Für die Tanztheaterproduktion "Fallen" hat man zudem besonderen Aufwand betrieben: 70 Tonnen märkischer Sand wurden in die Berliner Mitte gekarrt und füllen vorm Theater einen riesigen Sandkasten (Bühne: Muriel Gerstner), ganz ähnlich wie schon bei der gemeinsamen Basler Arbeit S A N D. Drum herum zwei Sitzbankreihen vor schwarzen Holzwänden, ein oben offener Container. Gespielt wird open air und "bei (fast) jedem Wetter". Fürsorglich reicht das Theater Einweg-Regencapes und Fleecedecken.

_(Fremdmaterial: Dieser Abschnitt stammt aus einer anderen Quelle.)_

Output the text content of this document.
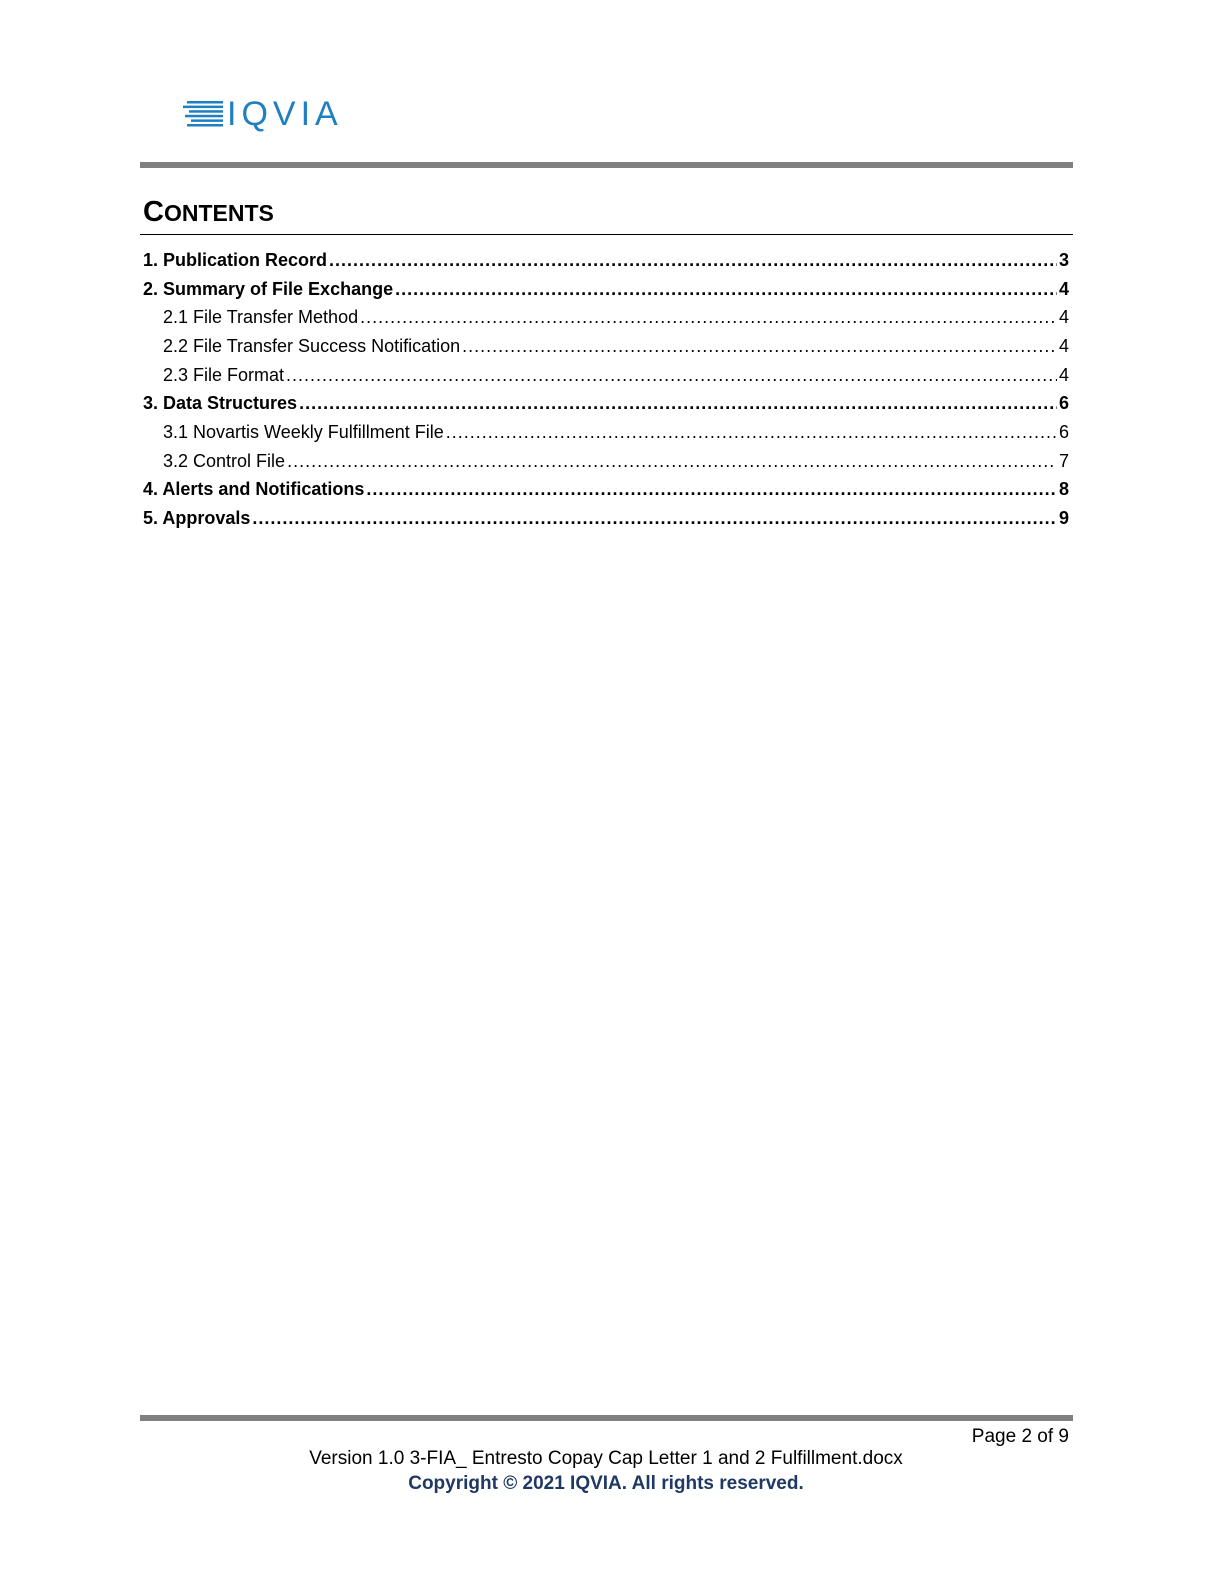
IQVIA
CONTENTS
1. Publication Record . . .	3
2. Summary of File Exchange . . .	4
2.1 File Transfer Method . . .	4
2.2 File Transfer Success Notification . . .	4
2.3 File Format . . .	4
3. Data Structures . . .	6
3.1 Novartis Weekly Fulfillment File . . .	6
3.2 Control File . . .	7
4. Alerts and Notifications . . .	8
5. Approvals . . .	9
Page 2 of 9
Version 1.0 3-FIA_ Entresto Copay Cap Letter 1 and 2 Fulfillment.docx
Copyright © 2021 IQVIA. All rights reserved.
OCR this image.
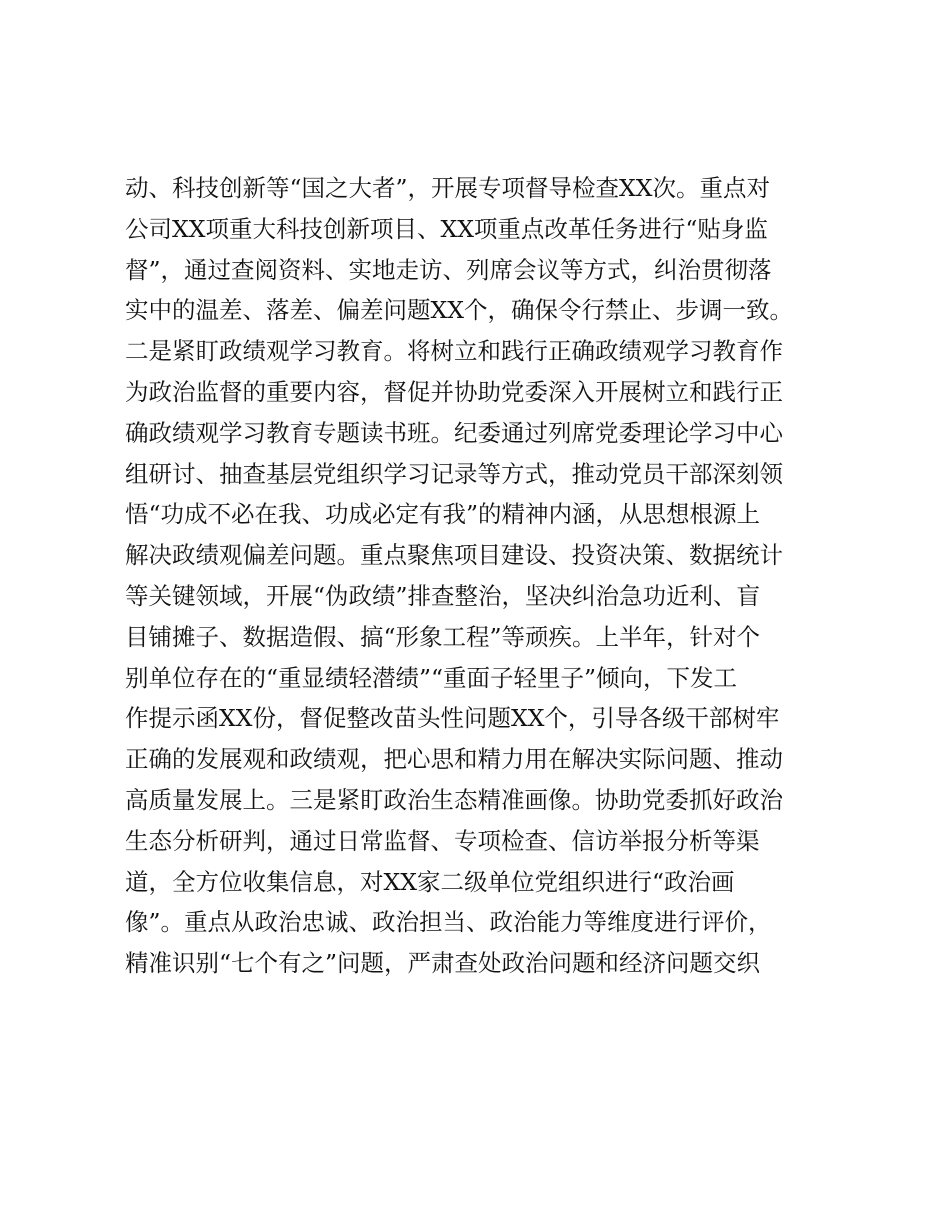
动、科技创新等“国之大者”，开展专项督导检查XX次。重点对
公司XX项重大科技创新项目、XX项重点改革任务进行“贴身监
督”，通过查阅资料、实地走访、列席会议等方式，纠治贯彻落
实中的温差、落差、偏差问题XX个，确保令行禁止、步调一致。
二是紧盯政绩观学习教育。将树立和践行正确政绩观学习教育作
为政治监督的重要内容，督促并协助党委深入开展树立和践行正
确政绩观学习教育专题读书班。纪委通过列席党委理论学习中心
组研讨、抽查基层党组织学习记录等方式，推动党员干部深刻领
悟“功成不必在我、功成必定有我”的精神内涵，从思想根源上
解决政绩观偏差问题。重点聚焦项目建设、投资决策、数据统计
等关键领域，开展“伪政绩”排查整治，坚决纠治急功近利、盲
目铺摊子、数据造假、搞“形象工程”等顽疾。上半年，针对个
别单位存在的“重显绩轻潜绩”“重面子轻里子”倾向，下发工
作提示函XX份，督促整改苗头性问题XX个，引导各级干部树牢
正确的发展观和政绩观，把心思和精力用在解决实际问题、推动
高质量发展上。三是紧盯政治生态精准画像。协助党委抓好政治
生态分析研判，通过日常监督、专项检查、信访举报分析等渠
道，全方位收集信息，对XX家二级单位党组织进行“政治画
像”。重点从政治忠诚、政治担当、政治能力等维度进行评价，
精准识别“七个有之”问题，严肃查处政治问题和经济问题交织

fallen 560 utelangkafel uPaul Wollin im Versuchsfeld  © Ute Langkafel Bei der Premiere bleibt dann alles trocken. Dabei hätte ein kalter Schauer, der ordentlich in die Glieder fährt, gut gepasst. Will der Abend, den Körpertheaterspezialist Nübling zusammen mit dem belgischen Choreographen Ives Thuwis erarbeitet hat, doch ganz ohne Worte von Gewalt und Männlichkeitskonzepten erzählen, "von Wut, Ohnmacht und den Sehnsüchten junger Männer". Er will fragen: "Welche Rolle spielt Gewalt für unser Zusammenleben? Wie entlädt sie sich?" Anstoß gaben die Debatten um vermeintlich gestiegene Jugendgewalt der letzten Jahre, Fälle wie Jonny K. in Berlin, U-Bahn-Schläger in München.

Gewaltbilder

Konkret aufgegriffen werden diese Ereignisse nicht. Nur in der allerersten Szene stößt eine Gruppe einen einzelnen zu Boden und drangsaliert ihn mit Tritten. Danach driftet man in die abstrakte "Kühle eines Versuchsfeldes", wie Nübling es nennt. Zehn junge Männer in schwarzen Sportklamotten und Turnschuhen, Armmuskeln entblößt, traben stoisch von einem Ende der Rechteck-Arena zum anderen, lange Minuten in dumpfsinnigem Gleichschritt. Irgendwann brechen sie den gleichmäßigen Rhythmus, sprinten los, aus dem Klumpen werden Konkurrenten, Wettläufer. Es folgen stürmende Diagonalen, bei denen sie sich erst gegenseitig von hinten anfallen, dann frontal aufeinanderprallen, hindonnern, sich niederschmettern, taumeln. Sand spritzt, einer stöhnt. Brutal sieht das aus – alles nur gut einstudiert?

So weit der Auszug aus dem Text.